When Chinese Vice President Xi Jinping welcomed his American counterpart Joe Biden to Beijing's Great Hall of the People on his first visit to China in a decade, their remarks were distinctly parallel and overwhelmingly positive. "It is the joint desire of the people of China and the United States and elsewhere in the world to stay in constant cooperation," said Xi. Biden responded in much the same language. "Our commitment to establishing a close and serious relationship ... is of the utmost importance to my country," he told the man most likely to take over next year when President Hu Jintao steps down.
It was a moment of accord between two powers that are both deeply reliant and wary of one another. The U.S. is China's top trading partner, while China is the largest foreign holder of U.S. debt. China has been exasperated by the debt ceiling debate, Standard & Poor's downgrade of the U.S. credit rating and the prospect of further American arms sales to Taiwan. The U.S. still has complaints about the value of China's currency and its growing military might. While those differences are most certainly being discussed behind closed doors during Biden's 4-day China visit, the public talk has been of the need for cooperation and common ground.
But Biden had not even finished his comments Thursday when that veneer of harmony began to falter.
This is how the pool reporter, Michael Memoli of the Tribune's Washington Bureau, described the scene:
As Biden was wrapping up, your pooler was in a shoving match with a larger Chinese official attempting to clear press from the room. Officials said Biden was going on too long, though he at that point had not spoken for more than 5-6 minutes, including the consecutive translation.
Despite occasionally successful efforts at holding our ground, poolers were continually pushed further toward the exit. Once it was clear that Biden was concluding we departed.
A number of fellow reporters and staff said they hadn't seen quite that level of aggressive force attempting to remove us from such an event.
Later Biden went for lunch at a restaurant that serves stewed liver and other Beijing specialties. He pretended to join a family at their table, showed off his granddaughter Naomi who is traveling with him and joked that his meetings with Xi went well, but it's harder to order lunch. It was retail politicking at its finest, and surely the vice president hoped the sight of him having friendly chats with Beijingers at lunch would be the defining image of the day.
It was not. By evening, Biden's lunch was replaced by a far less harmonious image of Sino-American relations. An exhibition game in Beijing between Georgetown University's men's basketball team and the Bayi Rockets, a team that represents China's People's Liberation Army, erupted in an ugly brawl. The Washington Post describes the scene like this:
There were an estimated half-dozen individual altercations on the court, and eventually some Chinese onlookers joined the fracas, including one wielding a stanchion. As the brawl spilled beyond the baseline, an unidentified Bayi player pushed Georgetown's Aaron Bowen through a partition to the ground before repeatedly punching the sophomore guard while sitting on his chest.
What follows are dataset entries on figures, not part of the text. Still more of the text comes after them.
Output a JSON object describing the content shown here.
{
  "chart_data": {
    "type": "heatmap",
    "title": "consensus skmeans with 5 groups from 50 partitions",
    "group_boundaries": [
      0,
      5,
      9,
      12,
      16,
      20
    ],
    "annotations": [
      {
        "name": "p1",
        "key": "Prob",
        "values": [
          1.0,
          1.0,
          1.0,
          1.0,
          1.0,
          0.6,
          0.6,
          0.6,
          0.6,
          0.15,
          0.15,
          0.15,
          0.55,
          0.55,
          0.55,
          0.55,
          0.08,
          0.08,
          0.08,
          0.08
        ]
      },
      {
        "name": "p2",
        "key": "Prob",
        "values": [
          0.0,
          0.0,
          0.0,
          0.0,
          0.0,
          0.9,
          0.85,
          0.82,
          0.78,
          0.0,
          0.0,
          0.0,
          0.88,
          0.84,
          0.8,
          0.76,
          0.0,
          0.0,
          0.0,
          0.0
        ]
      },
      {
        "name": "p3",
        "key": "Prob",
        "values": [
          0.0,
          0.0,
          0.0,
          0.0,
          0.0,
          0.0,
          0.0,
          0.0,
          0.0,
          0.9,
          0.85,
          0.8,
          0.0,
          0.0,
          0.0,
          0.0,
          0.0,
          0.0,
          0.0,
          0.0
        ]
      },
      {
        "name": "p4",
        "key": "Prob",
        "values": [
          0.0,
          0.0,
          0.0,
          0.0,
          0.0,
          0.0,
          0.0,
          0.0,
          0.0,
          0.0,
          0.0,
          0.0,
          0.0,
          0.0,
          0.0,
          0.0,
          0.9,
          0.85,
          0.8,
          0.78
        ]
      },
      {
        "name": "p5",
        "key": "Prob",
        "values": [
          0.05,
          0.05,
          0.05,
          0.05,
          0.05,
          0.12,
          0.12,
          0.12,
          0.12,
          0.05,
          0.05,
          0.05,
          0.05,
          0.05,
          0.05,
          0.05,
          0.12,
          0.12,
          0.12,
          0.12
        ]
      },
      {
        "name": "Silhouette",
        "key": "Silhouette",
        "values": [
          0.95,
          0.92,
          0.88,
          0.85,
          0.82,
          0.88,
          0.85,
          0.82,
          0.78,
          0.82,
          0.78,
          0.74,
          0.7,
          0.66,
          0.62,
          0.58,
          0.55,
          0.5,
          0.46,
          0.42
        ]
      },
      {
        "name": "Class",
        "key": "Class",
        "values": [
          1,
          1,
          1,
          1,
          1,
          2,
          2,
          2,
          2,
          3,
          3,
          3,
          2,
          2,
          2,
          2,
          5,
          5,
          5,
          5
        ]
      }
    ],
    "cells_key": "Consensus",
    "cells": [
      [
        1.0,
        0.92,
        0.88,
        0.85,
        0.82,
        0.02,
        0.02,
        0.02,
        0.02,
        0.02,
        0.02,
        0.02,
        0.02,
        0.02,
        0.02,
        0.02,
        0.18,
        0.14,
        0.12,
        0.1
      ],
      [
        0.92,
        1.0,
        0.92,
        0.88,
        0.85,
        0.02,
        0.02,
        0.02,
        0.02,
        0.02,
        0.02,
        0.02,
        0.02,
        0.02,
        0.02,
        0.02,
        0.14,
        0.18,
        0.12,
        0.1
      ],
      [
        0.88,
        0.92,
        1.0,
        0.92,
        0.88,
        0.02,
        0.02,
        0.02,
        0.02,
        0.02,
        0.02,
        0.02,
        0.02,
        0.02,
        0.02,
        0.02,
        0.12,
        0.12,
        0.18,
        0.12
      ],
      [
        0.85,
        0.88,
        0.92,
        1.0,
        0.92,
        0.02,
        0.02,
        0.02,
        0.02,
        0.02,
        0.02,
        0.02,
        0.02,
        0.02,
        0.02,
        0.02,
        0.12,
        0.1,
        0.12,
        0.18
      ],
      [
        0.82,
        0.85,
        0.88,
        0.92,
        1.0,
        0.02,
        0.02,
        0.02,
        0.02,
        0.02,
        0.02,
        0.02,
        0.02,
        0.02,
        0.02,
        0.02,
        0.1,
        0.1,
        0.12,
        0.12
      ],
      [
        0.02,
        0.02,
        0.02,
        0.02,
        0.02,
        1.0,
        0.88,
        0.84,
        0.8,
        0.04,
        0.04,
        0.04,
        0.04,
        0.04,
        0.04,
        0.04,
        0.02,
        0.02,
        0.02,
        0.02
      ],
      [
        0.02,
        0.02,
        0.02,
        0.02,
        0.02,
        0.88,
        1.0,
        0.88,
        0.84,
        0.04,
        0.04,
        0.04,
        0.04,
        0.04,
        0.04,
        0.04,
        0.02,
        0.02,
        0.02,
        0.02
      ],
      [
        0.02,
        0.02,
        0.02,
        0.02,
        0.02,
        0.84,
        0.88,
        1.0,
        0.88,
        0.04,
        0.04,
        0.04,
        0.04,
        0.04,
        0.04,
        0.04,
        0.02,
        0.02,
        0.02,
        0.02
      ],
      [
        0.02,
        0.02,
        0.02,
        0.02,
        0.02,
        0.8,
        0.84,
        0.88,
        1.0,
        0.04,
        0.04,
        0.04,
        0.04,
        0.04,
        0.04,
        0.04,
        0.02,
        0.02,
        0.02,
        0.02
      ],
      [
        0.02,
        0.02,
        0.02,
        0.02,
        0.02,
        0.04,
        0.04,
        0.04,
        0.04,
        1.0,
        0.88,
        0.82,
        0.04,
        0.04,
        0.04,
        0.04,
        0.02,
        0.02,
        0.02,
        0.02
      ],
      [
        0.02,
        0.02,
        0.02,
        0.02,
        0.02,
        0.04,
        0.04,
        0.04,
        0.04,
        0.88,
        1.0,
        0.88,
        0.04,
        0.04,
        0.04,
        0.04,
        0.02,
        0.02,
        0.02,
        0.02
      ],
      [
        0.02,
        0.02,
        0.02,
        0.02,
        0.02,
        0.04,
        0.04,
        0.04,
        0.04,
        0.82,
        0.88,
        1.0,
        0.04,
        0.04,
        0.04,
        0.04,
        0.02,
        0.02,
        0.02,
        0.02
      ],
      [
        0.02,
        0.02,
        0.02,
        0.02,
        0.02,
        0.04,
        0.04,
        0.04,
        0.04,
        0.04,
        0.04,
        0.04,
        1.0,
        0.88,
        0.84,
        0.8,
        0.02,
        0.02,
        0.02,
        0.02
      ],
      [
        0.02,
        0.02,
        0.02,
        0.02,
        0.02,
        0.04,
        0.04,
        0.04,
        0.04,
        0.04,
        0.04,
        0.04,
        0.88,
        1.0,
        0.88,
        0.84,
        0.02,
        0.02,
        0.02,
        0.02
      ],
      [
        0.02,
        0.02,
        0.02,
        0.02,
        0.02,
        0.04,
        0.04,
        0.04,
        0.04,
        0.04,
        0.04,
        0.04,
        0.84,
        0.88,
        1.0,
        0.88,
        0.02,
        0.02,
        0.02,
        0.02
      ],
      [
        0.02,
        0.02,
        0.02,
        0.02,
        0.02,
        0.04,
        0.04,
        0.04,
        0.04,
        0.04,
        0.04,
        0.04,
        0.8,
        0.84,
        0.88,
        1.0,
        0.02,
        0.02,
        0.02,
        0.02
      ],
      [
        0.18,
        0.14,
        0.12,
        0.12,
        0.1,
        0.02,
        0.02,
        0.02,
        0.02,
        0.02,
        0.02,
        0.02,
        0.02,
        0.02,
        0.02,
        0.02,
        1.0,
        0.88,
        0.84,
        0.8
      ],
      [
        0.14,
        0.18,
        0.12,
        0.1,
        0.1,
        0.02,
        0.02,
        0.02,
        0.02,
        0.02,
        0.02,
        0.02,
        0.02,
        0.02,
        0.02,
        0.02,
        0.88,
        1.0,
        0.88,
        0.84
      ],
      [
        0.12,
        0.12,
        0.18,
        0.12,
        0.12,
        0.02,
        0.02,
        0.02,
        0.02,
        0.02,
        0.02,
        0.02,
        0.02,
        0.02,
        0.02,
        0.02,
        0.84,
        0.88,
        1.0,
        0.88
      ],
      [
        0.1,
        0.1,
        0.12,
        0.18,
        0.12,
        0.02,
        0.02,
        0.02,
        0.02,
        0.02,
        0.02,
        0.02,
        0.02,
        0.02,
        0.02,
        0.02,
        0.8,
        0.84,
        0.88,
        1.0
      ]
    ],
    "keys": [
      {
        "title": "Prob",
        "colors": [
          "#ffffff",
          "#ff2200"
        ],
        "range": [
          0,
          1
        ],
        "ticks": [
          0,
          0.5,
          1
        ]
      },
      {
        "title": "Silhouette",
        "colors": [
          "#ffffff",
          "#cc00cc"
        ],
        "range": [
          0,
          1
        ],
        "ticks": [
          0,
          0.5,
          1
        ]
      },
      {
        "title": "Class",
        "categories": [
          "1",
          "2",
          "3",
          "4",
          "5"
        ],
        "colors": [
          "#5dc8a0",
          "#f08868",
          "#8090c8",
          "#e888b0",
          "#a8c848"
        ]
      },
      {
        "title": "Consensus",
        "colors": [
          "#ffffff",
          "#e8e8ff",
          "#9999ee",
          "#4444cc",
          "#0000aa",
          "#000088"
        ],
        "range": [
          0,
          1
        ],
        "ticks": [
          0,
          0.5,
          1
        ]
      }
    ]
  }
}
Georgetown senior center Henry Sims had a chair tossed at him by an unidentified person, and freshman forward Moses Ayegba, who was wearing a brace on his right leg, limped onto the court with a chair in his right hand. According to Georgetown officials, Ayegba had been struck, prompting him to grab a chair in self-defense.
As any NBA fan knows, fights are a part of the game. But this wasn't an average game. Biden wasn't there, but the night before he had watched the Hoyas defeat a team from Shanxi province. The mix of sport and international relations had prompted suggestions of a return of "ping-pong diplomacy," the 1970s table tennis exchanges that helped ease Sino-U.S. tensions. It's unclear what exactly touched off the fight, though presumably it wasn't a discussion of the U.S. credit rating. Still, two groups of young men coming to blows on a basketball court managed to undermine the facade of cooperation their nation's leaders sought to portray just hours before.